The famous attractions in Beijing—the Ming Dynasty Tombs (Thirteen Tombs of the Ming Dynasty; Ming Shisanling) were built during 1409-1644. Each held the body of an Emperor, his wives and girlfriends, and numerous funerary treasures. The Tomb area has many stone carvings and palatial buildings, which boast their high historic and cultural value.
The seven km "spirit way" (or "sacred way") starts with a triumphal arch, then through the Red Gate, where officials had to dismount, and past a giant tortoise (made in 1425) bearing the largest stele in China. This is followed by a guard of 12 set of stone animals. Every second one is in a reclining position, legend has it, to allow for a "changing of the guard" at midnight.

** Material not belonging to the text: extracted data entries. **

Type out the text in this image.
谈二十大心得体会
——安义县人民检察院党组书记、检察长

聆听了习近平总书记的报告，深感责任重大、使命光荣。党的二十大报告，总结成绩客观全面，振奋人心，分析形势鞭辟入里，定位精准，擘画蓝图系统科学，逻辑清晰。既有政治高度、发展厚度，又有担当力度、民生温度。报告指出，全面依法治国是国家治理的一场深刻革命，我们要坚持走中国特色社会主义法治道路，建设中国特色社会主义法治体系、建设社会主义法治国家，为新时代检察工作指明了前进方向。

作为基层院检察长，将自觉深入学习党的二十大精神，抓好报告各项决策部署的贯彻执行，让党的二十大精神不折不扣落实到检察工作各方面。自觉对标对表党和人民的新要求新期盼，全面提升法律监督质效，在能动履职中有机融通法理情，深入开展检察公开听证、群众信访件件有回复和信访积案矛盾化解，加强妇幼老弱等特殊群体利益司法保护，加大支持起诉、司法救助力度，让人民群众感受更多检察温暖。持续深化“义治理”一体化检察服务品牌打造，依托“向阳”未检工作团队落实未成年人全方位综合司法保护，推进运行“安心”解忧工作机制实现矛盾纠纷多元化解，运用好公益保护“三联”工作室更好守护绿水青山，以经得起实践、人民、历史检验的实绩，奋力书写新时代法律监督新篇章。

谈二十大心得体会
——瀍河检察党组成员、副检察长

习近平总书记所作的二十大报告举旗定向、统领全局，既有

Beyond the stone animals are 12 stone-faced human statues- generals, ministers and officials, each distinguishable by headgear. The avenue culminates at the Dragon and Phoenix Gate.
Thirteen of the 16 Ming Emperors are buried in a 40 sq km area at Shisanling but only one tomb, Dingling, has been excavated. Others can be viewed from the exterior like Changling, which was started in 1409 and took 18 years to complete. This is the tomb of the Emperor Yong Le, and so the story goes, 16 concubines who were buried alive with his corpse.
Dingling is the tomb of Emperor Wan Li (1573-1620) and is the second largest tomb. It was excavated in 1956-1958 and you can visit the underground passageways and caverns. The emperor used half a million workers, a heap of silver and six years to build his necropolis and then held a wild party inside the complicated chambers. The underground covers 1195 sq meters, entirely built of stone, and sealed with an unusual look stone. The tomb yielded 26 lacquered trunks of funerary objects, some of which are displayed on-site; others have been removed to Beijing Museums and replaced with copies. Wan Li and his royal spouses were buried in double coffins surrounded by chunks of uncut jade- the jade was thought to have the power to preserve the dead, or could have bought millions of bowls of rice for starving peasants, so the Chinese tour literature relates. Meanwhile cultural relics experts as well as chefs are studying the ancient cookbooks unearthed from Dingling with a view to serving Wan Li's favorite dishes to visitors, using replicas of imperial banquet tableware. Until they figure that one out, you might have to content yourself with the amusing cardboard cut-outs and other props used by Chinese photographers at the site.
The first built of the 13 tombs, the Changling Tomb buried the Ming Emperor Yongle and his empress Xu. It was the largest (occupying 10 hectares), most advanced and best preserved imperial mausoleum, using the best materials. Built in 1409, even the underground palace of the massive project took four years to complete. Having undergone the weathering of 600 years, the Changling remains intact and resplendent and magnificent.
Its design followed that of Xiao Mausoleum for Emperor Zhu Yuangzhang the dynasty founder: the front is a rectangular courtyard and the rear is the round Treasure Dome (tomb mound), led in by 15km Divine Avenue from south to north. The Divine Avenue extends from the stone mausoleum palace as the axis of the entire mausoleum and the symbol of the supreme majesty of the monarch. Northward from the stone archway along the Divine Avenue are arranged in order the Big Red Gate, Stele of Achievements and Virtues, Watch Post, and stone animals and figures, the line ending at an exquisite and unique Lingxing Gate, the entrance to the mausoleum proper.
Similarly structured with other mausoleums, Zhaoling is noted for its unique grave mound. Earth was heaped over the grave mound from the drains inside Baocheng of other six mausoleums including Xianling and Kangling. The grave mound of Zhaoling, however, was nearly equal in height to the city wall of Baocheng. On this account, special enclosed wall was built to protect the grave mound. Coupled with the city wall of Baocheng, the enclosed wall formed a closed courtyard, referred to as Mute Courtyard by later generations. The later-built Qingling, Deling and imperial mausoleums of Qing Emperors followed this practice.
The Ming tombs lie in 50 kilometers north-west of Beijing and four kilometers from Changping District, Beijing. The tour buses usually combine them with a visit to the Great Wall. You can also get there on the local buses.